Mayor of London Sadiq Khan met with experts from transport, business, health, academia and the voluntary and community sector as well as trade union representatives to discuss the disproportionate impact of COVID-19 on Black, Asian and Minority Ethnic communities.
Sadiq called the Mayor’s Advisory Group to better understand what might be driving the disproportionate effect that the COVID-19 pandemic is having on Black, Asian and minority ethnic (BAME) groups and the possible mitigation actions that could be taken in the capital.
The group agreed tackling structural inequality must remain a priority for City Hall and be central to London’s recovery. There was also consensus about the urgent need for leaders to engage more actively with London’s diverse communities in order to restore confidence and rebuild trust in the later stages of this pandemic and beyond.
London’s population is more than 40 percent BAME with ethnic minority communities overrepresented on the front line OF the transport and health professions, both of which increase risk of exposure to the virus.
The Office for National Statistics published data showing that workers in low paid jobs are more likely to die from the virus. Higher-risk occupations include security guards, care workers and bus drivers – industries in which BAME Londoners are over-represented.
Throughout the coronavirus crisis, the Mayor has highlighted serious concerns at the disproportionality of the impact of the virus on BAME communities.
Sadiq has lobbied the Government to begin registering the ethnicity of COVID patients and fatalities. He has also called for ethnicity data to be added to death certificates and written to the Equality and Human Rights Commission to ask them to undertake a full inquiry to obtain as clear a picture as possible.

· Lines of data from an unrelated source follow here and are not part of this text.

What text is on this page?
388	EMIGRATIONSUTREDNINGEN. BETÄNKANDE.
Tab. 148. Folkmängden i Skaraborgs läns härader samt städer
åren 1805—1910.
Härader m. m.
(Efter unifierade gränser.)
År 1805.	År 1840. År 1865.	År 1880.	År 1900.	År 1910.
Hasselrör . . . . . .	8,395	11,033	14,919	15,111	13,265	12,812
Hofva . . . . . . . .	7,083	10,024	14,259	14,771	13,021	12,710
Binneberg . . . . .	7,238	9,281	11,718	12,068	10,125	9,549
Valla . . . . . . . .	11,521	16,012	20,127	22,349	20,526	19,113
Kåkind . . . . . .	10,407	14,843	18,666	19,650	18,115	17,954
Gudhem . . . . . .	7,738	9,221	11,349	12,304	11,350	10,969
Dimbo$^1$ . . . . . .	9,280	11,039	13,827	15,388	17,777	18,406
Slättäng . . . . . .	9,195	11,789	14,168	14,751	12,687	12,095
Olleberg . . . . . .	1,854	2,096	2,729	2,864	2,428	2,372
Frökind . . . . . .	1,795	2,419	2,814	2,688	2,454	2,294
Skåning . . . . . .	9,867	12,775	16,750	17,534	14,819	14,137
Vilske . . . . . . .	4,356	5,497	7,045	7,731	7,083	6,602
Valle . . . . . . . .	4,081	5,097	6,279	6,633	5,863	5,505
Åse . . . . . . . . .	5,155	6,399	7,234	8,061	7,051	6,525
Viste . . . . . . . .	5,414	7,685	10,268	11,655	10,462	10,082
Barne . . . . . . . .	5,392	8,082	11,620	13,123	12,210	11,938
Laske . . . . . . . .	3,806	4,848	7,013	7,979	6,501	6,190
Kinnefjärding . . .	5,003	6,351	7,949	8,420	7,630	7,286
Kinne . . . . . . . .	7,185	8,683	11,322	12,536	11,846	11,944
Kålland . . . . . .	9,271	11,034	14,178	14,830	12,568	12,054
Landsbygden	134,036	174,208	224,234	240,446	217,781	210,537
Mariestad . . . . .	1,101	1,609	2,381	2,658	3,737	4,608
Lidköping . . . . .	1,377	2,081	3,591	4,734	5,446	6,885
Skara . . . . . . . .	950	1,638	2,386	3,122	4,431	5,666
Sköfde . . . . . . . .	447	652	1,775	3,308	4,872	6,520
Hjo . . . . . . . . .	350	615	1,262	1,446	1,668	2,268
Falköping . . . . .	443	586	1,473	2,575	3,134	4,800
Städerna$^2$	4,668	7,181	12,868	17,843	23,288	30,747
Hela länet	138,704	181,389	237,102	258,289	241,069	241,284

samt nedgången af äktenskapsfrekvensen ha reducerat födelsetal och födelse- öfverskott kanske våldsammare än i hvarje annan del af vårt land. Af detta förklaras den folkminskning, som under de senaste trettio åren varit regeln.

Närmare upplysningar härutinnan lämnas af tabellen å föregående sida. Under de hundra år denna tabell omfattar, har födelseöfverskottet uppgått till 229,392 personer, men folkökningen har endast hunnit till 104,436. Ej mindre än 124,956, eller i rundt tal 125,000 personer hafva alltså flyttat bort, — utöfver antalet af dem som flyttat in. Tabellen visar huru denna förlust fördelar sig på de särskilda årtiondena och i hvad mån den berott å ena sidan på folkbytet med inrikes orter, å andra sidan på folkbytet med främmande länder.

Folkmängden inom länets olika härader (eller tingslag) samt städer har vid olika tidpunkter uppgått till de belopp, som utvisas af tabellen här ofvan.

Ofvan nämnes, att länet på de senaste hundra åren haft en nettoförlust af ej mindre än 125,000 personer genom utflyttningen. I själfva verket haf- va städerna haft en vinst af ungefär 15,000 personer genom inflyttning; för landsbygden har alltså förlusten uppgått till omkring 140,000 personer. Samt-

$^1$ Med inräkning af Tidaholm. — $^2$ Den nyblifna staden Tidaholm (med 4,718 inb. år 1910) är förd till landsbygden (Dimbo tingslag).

“A person’s ethnicity should not mean the difference between life and death and yet COVID-19 has exposed major health inequalities in our society,” said Mr Khan.
“That is why I convened this meeting, bringing together representatives from a range of sectors who share my concerns that some Londoners – particularly Londoners from Black, Asian and minority ethnic backgrounds – many of whom work in frontline roles, are disproportionately affected. I’ve been clear that this pandemic must be a wake-up call for our country and a catalyst for fundamental change. Once this crisis is over, we will need to forge a new social contract based on advancing the twin causes of racial and economic equality.
“That means the government taking action to address the root causes of this injustice to ensure every Londoner, regardless of their background or the colour of their skin, has the opportunity to live safe, healthy and happy lives.”
Contributors included Dr Chaand Nagpaul – Chair of the British Medical Association, Yvonne Field – Managing Director of Ubele Initiatives, Peter Kavanagh – London & Eastern regional secretary for Unite, Professor James Nazroo – University of Manchester, Professor Lucina Platt – the London School of Economics , Yvonne Coghill – Deputy President at Royal College of Nursing and National Director of the NHS Workforce Race Equality Standard, Dame Donna Kinnair – Chief Executive and General Secretary at the Royal College of Nursing, Professor Sir Michael Marmot, Institute for Health Equity, Jordan Cummins – Head of London Policy at the Confederation of British Industry, Lord Simon Woolley – Founder, Operation Black Vote , Jeremy Crook – Chief Executive, Black Training and Enterprise Group, Prerana Issar – Chief People Officer of NHS England, Patrick Vernon OBE – Associate Director, Communities at the Centre for Ageing Better, Wilf Sullivan – Race Equalities Officer, TUC and Nizam Uddin – Senior Head of Mosaic and Community Integration at The Prince’s Trust.